Bawa and Singh (2020a) conducted a series of fatigue tests on fibre-reinforced SCC prisms and developed mathematical models for prediction of flexural fatigue strength. The authors have found 75% corrugated steel fibres and 25% polypropylene fibres in SCC as a viable combination to achieve a 50% increase in compressive strength and static flexural strength. Backed by an extensive experimental study, the authors have developed relationships between fatigue stress level, fatigue life and probability of failure. However, the authors are correct in warning against extrapolating findings from this research to field applications, considering the nominal size of prisms used and equally the development of cracks in pure flexure zone as the prism ends are simply supported.
Bawa and Singh (2020b), in a companion paper, detail the results of an investigation to analyse the flexural fatigue life of SCC with different proportions of steel and polypropylene fibres. As in the earlier paper, the SCC mix with 25% polypropylene and 75% steel fibres performed better, giving a maximum average static flexural strength relative to a SCC mix with 100% polypropylene fibres.

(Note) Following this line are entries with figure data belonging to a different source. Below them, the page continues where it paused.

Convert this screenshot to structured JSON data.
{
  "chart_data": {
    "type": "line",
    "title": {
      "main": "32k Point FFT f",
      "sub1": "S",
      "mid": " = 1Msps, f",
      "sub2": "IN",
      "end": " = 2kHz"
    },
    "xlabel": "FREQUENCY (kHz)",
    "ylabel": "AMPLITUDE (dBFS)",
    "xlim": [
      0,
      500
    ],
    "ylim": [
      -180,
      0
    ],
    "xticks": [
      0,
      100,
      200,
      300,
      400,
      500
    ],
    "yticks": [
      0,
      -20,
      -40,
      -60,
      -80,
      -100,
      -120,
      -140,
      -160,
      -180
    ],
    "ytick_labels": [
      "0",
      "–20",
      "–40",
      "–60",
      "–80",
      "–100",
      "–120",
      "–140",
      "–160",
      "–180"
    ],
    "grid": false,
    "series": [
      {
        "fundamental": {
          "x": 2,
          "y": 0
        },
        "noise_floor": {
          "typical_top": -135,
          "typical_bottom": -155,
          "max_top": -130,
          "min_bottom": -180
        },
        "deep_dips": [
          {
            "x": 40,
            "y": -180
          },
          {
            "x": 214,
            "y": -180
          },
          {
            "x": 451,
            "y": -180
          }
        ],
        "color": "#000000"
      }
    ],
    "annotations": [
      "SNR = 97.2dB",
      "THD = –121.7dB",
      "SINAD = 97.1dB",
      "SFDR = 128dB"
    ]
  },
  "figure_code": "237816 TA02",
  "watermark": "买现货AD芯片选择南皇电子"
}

The final paper in this issue, by Fathi et al. (2020), reports on an investigation of lightweight SCC of compressive strength 40 MPa made with scoria aggregate under different compressive cyclic loadings. Cylinders made of lightweight SCC were subjected to eight types of cyclic loadings and the results show pre-peak loading affects the post-peak behaviour of the concrete.
We hope you enjoy reading this themed issue on SCC. Stay safe and healthy.